By Giulia Nicolini
Climate change, water scarcity, drought, global warming: just some of the daunting problems that keep environmentalists awake at night. But they are also feminist issues.
Environmental issues have always been, and are increasingly, also issues of human rights and social justice. There are clear links between climate change and migration or displacement, as well as food security and poverty. This is the basis of the ‘climate justice’ movement, which frames climate change as a political and ethical problem rooted in a system that is rife with inequality. Its proponents call for an approach to curbing climate change which also tackles the social inequalities underlying its uneven impacts, both within societies and across the world. This includes gender inequalities, which affect how climate change impinges differently on the lives of men and women. As Mara Alejandra Rodriguez Acha, a Peruvian activist, has argued:
‘The changing climate…further increases disparities, as its impacts hit vulnerable populations – who have done the least to contribute to this crisis – the hardest. And among those at the frontlines of climate impacts are the bodies, lives and livelihoods of women around the world — particularly rural and indigenous women.’
As Acha has articulated, the intersection of gender, as well as ethnic, racial and global social inequalities, makes climate change a feminist issue.
Particularly in the Global South, women are more vulnerable to the long- and short-term impacts of disasters and environmental change. In large part this is due to the fact that women make up an estimated 70 per cent of the global population living in poverty, and in many regions in the developing world, the majority of the female labour force derives its income from agriculture. Globally, women make up 43 per cent of the agricultural labour force, but in some countries this figure is as high as 70 per cent. Climate change poses an immediate risk to the cultivation and harvest of crops, which represent both a source of income and food for these women.

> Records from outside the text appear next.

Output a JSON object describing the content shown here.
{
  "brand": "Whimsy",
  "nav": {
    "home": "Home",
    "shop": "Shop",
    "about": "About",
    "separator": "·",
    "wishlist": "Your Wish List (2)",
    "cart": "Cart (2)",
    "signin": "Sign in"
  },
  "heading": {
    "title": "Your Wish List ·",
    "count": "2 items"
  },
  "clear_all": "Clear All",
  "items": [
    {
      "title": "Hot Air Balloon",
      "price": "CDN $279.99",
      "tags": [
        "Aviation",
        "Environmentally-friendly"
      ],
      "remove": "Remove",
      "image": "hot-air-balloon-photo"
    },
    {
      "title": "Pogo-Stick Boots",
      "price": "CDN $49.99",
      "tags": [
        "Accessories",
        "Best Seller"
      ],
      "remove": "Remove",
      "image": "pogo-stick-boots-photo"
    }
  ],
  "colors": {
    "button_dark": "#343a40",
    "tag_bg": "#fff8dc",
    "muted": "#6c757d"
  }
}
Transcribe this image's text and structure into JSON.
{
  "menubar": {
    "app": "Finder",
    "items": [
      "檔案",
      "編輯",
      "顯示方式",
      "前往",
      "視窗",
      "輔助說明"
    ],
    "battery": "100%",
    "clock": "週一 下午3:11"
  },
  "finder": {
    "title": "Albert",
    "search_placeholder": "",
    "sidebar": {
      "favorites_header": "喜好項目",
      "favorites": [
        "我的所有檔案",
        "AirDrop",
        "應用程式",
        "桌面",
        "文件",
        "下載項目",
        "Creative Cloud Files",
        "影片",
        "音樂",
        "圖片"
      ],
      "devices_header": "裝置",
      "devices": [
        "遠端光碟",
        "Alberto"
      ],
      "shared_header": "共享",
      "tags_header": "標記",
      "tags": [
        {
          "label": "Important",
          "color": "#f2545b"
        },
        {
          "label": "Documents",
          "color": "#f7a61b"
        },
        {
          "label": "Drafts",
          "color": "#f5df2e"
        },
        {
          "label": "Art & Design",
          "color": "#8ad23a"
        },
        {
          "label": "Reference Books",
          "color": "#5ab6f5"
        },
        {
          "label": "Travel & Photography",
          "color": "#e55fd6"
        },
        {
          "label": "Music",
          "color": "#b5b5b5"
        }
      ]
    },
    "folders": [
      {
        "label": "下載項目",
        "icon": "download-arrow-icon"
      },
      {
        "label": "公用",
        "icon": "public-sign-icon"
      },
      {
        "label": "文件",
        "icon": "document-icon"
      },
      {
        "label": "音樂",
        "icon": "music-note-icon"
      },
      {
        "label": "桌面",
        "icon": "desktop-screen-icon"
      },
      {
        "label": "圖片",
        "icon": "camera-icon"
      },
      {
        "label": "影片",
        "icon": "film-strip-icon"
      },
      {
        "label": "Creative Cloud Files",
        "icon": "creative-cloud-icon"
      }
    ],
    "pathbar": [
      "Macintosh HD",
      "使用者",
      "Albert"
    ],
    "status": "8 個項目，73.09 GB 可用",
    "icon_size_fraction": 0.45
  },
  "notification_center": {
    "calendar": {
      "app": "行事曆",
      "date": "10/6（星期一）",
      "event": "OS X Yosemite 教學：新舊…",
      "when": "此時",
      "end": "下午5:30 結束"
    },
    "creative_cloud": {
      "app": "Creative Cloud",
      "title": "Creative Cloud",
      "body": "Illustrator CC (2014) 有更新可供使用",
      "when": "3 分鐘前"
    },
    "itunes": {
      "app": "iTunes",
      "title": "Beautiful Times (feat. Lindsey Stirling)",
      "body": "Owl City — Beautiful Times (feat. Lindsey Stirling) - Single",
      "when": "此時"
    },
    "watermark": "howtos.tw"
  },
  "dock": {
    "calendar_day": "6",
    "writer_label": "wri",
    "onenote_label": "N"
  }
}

Women face social and economic disadvantages which are exacerbated during times of environmental crisis and disaster. For example, in regions where periods of drought are becoming longer and more extreme, girls and women are forced to spend increasing amounts of time collecting water, traveling farther as water sources become depleted. This leaves less and less time for girls and women to engage in educational or economic activities outside the home, thus cementing their economic dependence on men, and their confinement to the domestic sphere. Social norms also act as barriers to women’s options for adaptation. Discrimination in accessing resources such as land or technologies, skills and information affects women’s ability to adapt to long-term impacts, and to increase their resilience in the face of changing weather conditions.
It is clear that environmental issues are a cause for feminist concern. But the other side of the coin is that feminists can also bring a much needed gender-aware perspective to the fight against climate change. There is an urgent need to incorporate considerations of gender into mitigation and adaptation planning around climate change. The IFPRI (International Food Policy Research Institute) has shown that there are differences in how men and women perceive climate change. This can affect the strategies which women choose in adapting to climate change, as well as the kinds of information they rely on to adopt these strategies. Furthermore, the IFPRI found that local, national and international stakeholders and organisations do not take gender into account when researching, designing and implementing adaptation programs. They suggest that ‘not enough agricultural research and development efforts have focused on options that meet women's specific needs and situations.’ Therefore, environmental issues are feminist issues also to the extent that feminists are well placed to shed light on the intersections of gender with strategies for conservation, mitigation and adaptation to climate change.
One movement which has emerged from the alignment of feminist and environmental causes is ecofeminism. Mary Mellor, Emeritus Professor at Northumbria University, has written extensively about feminism, economics and ecology, and describes the movement as one which ‘sees a connection between the exploitation and degradation of the natural world and the subordination and oppression of women.’ An ecofeminist, or even better, an intersectional ecofeminist perspective, can be a useful academic approach for examining how environmental degradation affects communities and socio-economic groups differently depending on their gender and race. In September 2016, members of the Black Lives Matters group in the UK sought to highlight that ‘climate crisis is a racist crisis’, by shutting down airports in London and other cities across the country in a show of protest.
So, how might ecofeminism actually help fight climate change and the destruction of the environment? Some believe that ecofeminists can contribute by eradicating forms of oppression which are upheld through domination – such as patriarchy, racism, and rampant industrialisation. By encouraging healthier attitudes towards people and planet, ecofeminists could help others to foster greater respect for the environment and the millions of inhabitants we share it with. In tandem with this, ecofeminists have also sought to affirm the value of non-masculine ethics, such as care, and to bring them into the mainstream of environmental practices.
Similar efforts to incorporate forms of knowledge other than the established form of western, rational science, into the debate on climate change mitigation and adaptation, are being made across other disciplines and by other ethnic, social and political groups. For example, UN climate talks now include panels and conferences on indigenous knowledge (even though the livelihoods of indigenous people are still threatened on a daily basis around the world). The voices of the powerless, the marginalised, and the oppressed, must be heard in the fight against climate change. They must be included in discussions and debates around solutions, in high-level UN panels as much as at the local level. And their experiences, their bodies and their lives must be taken into account and valued. Only then can we truly hope to overcome the shared environmental challenges that lie ahead.